Ontario emergency department nurse Pam Parks now frequently goes home in tears at the end of her shift because she feels she isn’t able to give proper care in the overwhelmed system.
A registered practical nurse since 1986, Ms. Parks said a worsening staffing shortage in the province’s health care system has made the workload unbearable for nurses who now have to work longer shifts and care for more patients. Ms. Parks said she sometimes only makes it out to the parking lot after a long shift when she is called to see if she can pick up a vacant shift.
“The majority of hospitals across Ontario are in a full-blown crisis mode. We are on life support because there just aren’t enough of us to deal with the patients coming in,” she told reporters Thursday morning. “We’re sinking with no life raft to hold on to.”
Ms. Parks and representatives from health care unions are calling for “all-hands-on-deck action” from the provincial government and the Ontario Hospital Association (OHA) to combat the staffing crunch and a wave of emergency room closures across Ontario.
Service Employees International Union Healthcare (SEIU) and the Ontario Council of Hospital Unions (OCHU), representing 70,000 hospital staff in the province, issued open letters to both parties Thursday with recommendations to address what they describe as a crisis in the system.
A main priority for the unions is to have an “urgent meeting” with Premier Doug Ford to come up with a plan. OCHU president Michael Hurley said the focus must be on increasing wages to attract skilled workers to the sector, pointing to Bill 124 which capped public-sector wage increases to one per cent annually. The unions are also calling for a ban on the use of nursing agency staff in hospitals and further financial incentives to bolster short-term hiring.
“We are alarmed that today we are seeing no sense of urgency from the provincial government in the face of an unprecedented threat to our communities,” Mr. Hurley said. “We are very concerned that without a meaningful action plan, conditions will deteriorate further in our hospitals.”
The hospital staff vacancy rate was around 9 per cent at the latest survey in March and 12 per cent for nurses, with the unions estimating a shortage of about 20,000 people. Several emergency departments and urgent care centres, both in rural and urban areas, have had to reduce hours due to lack of health care workers in recent weeks as a seventh wave of the COVID-19 pandemic hits the province. (Emergency services at the Perth and Smiths Falls District Hospital have been suspended since July 2 and are expected to resume Sunday.)
In May, the average length of stay in an emergency room for those waiting to be admitted was 20.1 hours, the highest in 14 years aside from January during the height of the COVID-19 Omicron wave.
Responding to the union concerns in a statement Thursday, Ontario Ministry of Health spokesperson Stephen Warner said the provincial government has launched an extensive health care recruiting and training program in an effort to ramp up staffing. This includes spending $342-million to add more than 5,000 new nurses as well as 8,000 personal support workers as soon as possible. The province also launched a “learn and stay” grant for nursing graduates to receive a full tuition reimbursement for practising in an underserved community.

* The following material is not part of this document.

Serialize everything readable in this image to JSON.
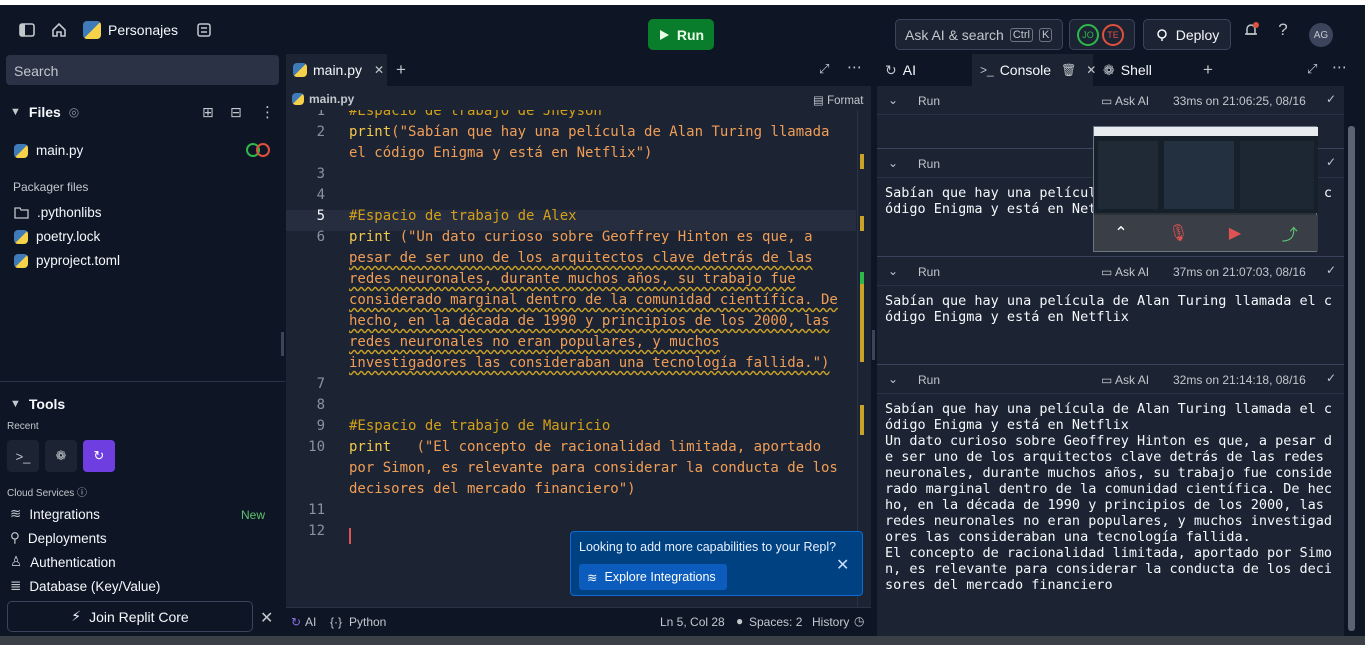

The unions also took issue with how hospital leadership across the province are handling the crisis and are calling for further transparency from the hospital association on the staffing crunch. SEIU Healthcare president Sharleen Stewart laid out a five-point plan that the unions want the OHA to adopt, including providing weekly press conferences to update the public on the situation and launching a website to provide real-time information on hospital staffing challenges at every hospital.
Ms. Stewart is also calling on the association to divert the funds being spent on a recent advertising campaign toward hospital care.
“Things are rotten in the state of our hospitals,” Ms. Stewart said. “We’re calling on hospital executives to bring transparency to the crisis and be accountable to the public about the state of the hospital crisis and staff deserve more information as well as a commitment to urgent action now.”
In response, OHA president and CEO Anthony Dale said the advertisements are part of a one-time campaign to celebrate the efforts of hospitals and staff and didn’t use public funds. Mr. Dale said the association values frontline health care workers and is working closely with the province to address the challenges facing the system.